Fin du procès en appel des financements libyens : un miroir tendu à notre démocratie
Dans ce communiqué, en date du 27 mai 2026, des associations Anticor et Sherpa, on analyse les ramifications de l’affaire Libyenne.
Alors que se clôture aujourd’hui le procès en appel des financements libyens, Transparency International France, Anticor et Sherpa unissent leur voix pour appeler à un climat de délibération serein. À l’aube des élections présidentielles de 2027, ce procès est un miroir tendu à notre démocratie. Sa tenue même est le signe d’une justice qui fonctionne. C’est aussi un signal d’avertissement des effets de la corruption sur nos sociétés.
Des faits de corruption, un déni de démocratie
L’affaire des financements libyens porte sur des soupçons de corruption impliquant plusieurs responsables politiques, dont l’ancien président de la République Nicolas Sarkozy, et des intermédiaires en lien avec le régime de Mouammar Kadhafi : ces faits d’une extrême gravité soulèvent des questions d’atteintes à la probité, de déni de démocratie mais aussi de privation de ressources – ici, subie par la population libyenne.
Chanez Mensous, Responsable contentieux et plaidoyer à Sherpa, rappelle que « Lorsque des pactes de corruption contribuent à soutenir ou légitimer des dictatures responsables de graves violations des droits humains, la corruption cesse d’être une infraction abstraite : elle participe d’un système de prédation et de répression dont les conséquences humaines doivent être reconnues judiciairement. »

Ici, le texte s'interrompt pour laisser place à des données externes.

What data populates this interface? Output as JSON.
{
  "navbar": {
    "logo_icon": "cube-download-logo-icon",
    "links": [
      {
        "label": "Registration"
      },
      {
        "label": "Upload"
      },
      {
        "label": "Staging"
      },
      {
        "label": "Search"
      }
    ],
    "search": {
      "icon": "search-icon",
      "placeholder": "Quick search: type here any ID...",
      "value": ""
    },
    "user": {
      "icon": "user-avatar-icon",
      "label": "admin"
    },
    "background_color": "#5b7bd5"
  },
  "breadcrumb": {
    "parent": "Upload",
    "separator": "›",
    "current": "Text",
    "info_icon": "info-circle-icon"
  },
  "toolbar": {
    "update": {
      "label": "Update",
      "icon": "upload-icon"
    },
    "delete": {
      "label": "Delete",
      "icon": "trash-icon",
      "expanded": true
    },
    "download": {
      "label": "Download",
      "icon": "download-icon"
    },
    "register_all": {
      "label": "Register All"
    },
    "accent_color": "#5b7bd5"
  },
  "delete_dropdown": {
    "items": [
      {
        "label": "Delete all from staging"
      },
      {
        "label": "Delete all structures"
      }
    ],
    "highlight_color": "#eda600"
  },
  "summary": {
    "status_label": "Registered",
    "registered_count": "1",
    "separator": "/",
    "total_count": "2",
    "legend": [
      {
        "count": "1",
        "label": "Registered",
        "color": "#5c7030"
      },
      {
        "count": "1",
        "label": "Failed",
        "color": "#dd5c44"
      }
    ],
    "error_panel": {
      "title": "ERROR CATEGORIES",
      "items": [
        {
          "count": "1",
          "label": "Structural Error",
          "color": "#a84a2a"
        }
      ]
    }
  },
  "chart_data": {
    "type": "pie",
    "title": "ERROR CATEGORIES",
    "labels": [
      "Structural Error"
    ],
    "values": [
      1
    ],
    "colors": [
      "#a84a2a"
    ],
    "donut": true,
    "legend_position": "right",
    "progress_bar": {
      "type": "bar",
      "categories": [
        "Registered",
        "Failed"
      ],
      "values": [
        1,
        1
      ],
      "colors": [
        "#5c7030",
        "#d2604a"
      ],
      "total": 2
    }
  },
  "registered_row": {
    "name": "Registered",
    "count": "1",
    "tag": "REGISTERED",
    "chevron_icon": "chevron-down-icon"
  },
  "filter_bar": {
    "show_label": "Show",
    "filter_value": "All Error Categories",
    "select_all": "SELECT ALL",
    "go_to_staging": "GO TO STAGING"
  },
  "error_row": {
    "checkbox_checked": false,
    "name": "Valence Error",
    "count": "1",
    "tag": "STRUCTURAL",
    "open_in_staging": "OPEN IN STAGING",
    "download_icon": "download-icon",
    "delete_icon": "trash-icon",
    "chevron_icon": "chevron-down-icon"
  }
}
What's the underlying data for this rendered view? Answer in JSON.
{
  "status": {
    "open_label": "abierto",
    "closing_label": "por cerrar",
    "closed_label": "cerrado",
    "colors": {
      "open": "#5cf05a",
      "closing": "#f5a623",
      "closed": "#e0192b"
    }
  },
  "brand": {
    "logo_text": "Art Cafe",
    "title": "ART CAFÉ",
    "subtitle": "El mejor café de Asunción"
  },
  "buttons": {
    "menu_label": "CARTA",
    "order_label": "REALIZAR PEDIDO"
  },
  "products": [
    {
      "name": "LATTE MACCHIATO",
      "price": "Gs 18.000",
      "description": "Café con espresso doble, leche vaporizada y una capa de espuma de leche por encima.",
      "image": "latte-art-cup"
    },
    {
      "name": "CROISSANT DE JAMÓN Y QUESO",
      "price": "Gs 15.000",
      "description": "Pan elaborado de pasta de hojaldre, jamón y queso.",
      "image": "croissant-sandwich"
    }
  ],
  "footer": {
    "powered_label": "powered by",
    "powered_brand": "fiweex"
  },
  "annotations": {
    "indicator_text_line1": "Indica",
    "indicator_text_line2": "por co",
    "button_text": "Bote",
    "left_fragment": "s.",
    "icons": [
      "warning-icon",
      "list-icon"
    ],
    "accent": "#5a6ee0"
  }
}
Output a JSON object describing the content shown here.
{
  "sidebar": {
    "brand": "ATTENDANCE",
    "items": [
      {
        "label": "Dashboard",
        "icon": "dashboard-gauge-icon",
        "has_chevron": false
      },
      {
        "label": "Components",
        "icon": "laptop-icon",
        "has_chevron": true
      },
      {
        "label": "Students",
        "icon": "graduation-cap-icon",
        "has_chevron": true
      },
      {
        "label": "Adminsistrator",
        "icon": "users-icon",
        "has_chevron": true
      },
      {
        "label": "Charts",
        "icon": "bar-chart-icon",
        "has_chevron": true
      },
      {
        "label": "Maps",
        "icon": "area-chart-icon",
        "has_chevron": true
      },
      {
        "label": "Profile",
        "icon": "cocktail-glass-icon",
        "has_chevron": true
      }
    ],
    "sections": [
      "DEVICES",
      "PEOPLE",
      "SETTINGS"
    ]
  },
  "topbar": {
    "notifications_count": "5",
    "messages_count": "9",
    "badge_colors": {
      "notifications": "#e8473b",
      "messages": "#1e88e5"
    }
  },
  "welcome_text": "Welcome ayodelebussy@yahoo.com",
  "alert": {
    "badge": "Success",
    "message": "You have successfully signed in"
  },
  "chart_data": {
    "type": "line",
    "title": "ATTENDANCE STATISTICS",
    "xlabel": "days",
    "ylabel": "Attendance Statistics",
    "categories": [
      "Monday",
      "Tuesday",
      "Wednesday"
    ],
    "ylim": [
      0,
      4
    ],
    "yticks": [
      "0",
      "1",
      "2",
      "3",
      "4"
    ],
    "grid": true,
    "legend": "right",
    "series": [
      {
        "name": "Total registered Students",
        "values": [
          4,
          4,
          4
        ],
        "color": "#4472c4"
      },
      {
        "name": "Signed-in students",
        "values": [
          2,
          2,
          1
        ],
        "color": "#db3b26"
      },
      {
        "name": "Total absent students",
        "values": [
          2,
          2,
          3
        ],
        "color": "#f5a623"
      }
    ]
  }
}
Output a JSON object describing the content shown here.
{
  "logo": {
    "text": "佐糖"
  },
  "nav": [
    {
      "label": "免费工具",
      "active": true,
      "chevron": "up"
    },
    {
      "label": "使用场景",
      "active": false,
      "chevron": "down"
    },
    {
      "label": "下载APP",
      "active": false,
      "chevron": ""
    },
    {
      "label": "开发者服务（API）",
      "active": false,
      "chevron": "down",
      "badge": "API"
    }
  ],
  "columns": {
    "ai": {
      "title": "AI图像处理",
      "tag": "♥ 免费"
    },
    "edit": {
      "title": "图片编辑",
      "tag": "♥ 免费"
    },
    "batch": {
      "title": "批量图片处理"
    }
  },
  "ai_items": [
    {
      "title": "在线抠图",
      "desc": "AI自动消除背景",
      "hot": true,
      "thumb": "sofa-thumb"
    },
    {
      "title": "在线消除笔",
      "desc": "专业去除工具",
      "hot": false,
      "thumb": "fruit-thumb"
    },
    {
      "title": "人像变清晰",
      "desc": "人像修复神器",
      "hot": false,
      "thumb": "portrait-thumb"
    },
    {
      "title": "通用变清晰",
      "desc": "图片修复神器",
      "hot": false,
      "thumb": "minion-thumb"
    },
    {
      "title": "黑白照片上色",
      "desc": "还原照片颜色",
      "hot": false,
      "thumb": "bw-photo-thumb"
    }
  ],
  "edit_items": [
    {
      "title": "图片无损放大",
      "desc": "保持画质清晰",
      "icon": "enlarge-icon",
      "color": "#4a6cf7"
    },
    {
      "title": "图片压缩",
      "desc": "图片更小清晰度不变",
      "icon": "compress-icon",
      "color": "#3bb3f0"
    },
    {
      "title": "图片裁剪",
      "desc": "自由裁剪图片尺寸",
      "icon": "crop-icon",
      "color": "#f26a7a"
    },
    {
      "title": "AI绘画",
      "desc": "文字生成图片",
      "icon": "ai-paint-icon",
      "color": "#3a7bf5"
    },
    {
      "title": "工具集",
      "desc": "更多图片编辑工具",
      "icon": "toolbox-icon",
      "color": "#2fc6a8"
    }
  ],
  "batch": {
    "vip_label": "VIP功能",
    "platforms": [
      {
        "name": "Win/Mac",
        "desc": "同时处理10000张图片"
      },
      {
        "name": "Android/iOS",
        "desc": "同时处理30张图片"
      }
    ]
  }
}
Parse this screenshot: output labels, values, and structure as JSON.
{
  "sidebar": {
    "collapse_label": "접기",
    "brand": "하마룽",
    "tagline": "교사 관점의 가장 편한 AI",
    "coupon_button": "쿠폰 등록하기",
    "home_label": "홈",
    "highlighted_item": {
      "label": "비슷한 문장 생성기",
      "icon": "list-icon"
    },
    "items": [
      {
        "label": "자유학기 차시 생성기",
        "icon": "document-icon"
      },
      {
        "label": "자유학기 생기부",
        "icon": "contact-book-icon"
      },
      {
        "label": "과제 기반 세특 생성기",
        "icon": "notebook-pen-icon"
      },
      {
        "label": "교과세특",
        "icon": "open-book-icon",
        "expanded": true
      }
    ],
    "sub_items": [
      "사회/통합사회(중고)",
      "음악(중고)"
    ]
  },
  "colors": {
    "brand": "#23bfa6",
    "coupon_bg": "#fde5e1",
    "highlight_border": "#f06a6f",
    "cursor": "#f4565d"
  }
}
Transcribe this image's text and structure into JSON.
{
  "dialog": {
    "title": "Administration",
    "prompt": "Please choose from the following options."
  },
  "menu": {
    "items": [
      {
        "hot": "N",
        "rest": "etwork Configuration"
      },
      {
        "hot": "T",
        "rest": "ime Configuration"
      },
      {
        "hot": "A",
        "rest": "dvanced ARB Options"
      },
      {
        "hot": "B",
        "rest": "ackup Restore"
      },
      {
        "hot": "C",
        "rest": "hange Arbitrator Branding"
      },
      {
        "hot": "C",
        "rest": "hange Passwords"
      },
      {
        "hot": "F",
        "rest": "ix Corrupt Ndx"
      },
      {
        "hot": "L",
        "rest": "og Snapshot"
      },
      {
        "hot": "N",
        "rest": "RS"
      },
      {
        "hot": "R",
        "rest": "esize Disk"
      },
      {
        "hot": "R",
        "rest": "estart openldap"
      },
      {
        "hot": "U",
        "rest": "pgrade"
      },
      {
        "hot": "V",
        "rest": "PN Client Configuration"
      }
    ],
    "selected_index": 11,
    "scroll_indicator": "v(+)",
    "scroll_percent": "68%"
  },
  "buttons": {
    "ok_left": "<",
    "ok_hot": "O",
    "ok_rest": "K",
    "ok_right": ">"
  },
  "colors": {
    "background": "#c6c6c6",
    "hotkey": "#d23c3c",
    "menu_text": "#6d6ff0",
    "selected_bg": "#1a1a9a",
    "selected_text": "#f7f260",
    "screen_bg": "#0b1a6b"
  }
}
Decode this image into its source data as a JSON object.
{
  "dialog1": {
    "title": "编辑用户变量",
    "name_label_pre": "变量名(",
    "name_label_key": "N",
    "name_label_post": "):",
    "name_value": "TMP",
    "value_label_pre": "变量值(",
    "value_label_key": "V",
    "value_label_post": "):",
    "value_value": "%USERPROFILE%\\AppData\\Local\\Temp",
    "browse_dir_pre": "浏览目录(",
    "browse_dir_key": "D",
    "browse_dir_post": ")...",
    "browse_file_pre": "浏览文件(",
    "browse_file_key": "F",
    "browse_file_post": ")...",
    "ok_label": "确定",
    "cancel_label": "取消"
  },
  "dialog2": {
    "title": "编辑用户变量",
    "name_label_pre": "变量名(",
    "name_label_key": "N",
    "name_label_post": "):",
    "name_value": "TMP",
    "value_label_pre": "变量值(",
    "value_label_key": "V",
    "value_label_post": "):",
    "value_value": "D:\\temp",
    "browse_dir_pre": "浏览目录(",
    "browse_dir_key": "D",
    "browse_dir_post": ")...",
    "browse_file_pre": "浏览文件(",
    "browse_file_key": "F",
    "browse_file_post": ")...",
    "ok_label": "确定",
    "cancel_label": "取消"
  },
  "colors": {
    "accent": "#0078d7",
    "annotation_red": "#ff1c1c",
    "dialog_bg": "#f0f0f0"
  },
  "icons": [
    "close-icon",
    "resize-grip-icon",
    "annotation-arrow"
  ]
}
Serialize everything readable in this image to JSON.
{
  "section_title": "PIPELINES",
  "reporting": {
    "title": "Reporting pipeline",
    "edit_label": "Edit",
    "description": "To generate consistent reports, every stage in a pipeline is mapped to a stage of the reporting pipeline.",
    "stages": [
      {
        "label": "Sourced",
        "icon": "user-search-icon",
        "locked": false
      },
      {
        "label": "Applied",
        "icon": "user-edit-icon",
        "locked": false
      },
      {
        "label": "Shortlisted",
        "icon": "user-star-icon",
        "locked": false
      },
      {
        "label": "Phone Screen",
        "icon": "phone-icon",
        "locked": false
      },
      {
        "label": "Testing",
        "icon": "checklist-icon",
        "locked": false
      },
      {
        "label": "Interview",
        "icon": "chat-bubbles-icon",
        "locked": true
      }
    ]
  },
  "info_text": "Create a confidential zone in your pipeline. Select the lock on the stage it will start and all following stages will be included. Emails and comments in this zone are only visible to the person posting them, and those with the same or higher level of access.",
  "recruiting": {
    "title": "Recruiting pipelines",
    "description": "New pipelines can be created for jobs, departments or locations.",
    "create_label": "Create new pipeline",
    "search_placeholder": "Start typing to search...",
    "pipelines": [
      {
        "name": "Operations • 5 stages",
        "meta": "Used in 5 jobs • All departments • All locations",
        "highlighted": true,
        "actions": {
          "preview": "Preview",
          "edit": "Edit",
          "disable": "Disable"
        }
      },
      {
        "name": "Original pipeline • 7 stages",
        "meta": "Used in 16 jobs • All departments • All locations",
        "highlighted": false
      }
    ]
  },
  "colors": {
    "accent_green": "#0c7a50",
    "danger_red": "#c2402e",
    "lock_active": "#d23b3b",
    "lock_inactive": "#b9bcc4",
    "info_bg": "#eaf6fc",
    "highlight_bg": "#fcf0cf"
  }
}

Les débats en appel, révélateurs d’un fonctionnement anormal de l’État
En première instance, le tribunal correctionnel a reconnu l’existence d’un pacte de corruption sans toutefois retenir ce chef d’accusation. Face aux réquisitions du Parquet général, alignées dans l’ensemble avec celles du Parquet National Financier, il appartient désormais à la Cour d’appel de se prononcer sur les qualifications d’association de malfaiteurs, de corruption, de recel de détournement de fonds publics et de financement illégal de campagne.
Ce procès en appel, caractérisé par de nouveaux éléments versés au dossier – dont les attestations de Claude Guéant – a marqué un point de bascule dans l’étude du dossier, non sans amoindrir la gravité des faits présumés. Cette affaire est révélatrice des dysfonctionnements de l’État, notamment via l’omniprésence d’intermédiaires et l’absence de mandat pour des délégations françaises à l’étranger. Selon Patrick Lefas, Président de Transparency International France, « Des personnes ont eu accès au plus haut niveau de l’État de manière répétée, sans aucun contrôle de sécurité, et des échanges directs avec les services de renseignement libyens se tenaient sans mandat officiel ni trace diplomatique. Ce n’est tout simplement pas ainsi que l’État est censé fonctionner. »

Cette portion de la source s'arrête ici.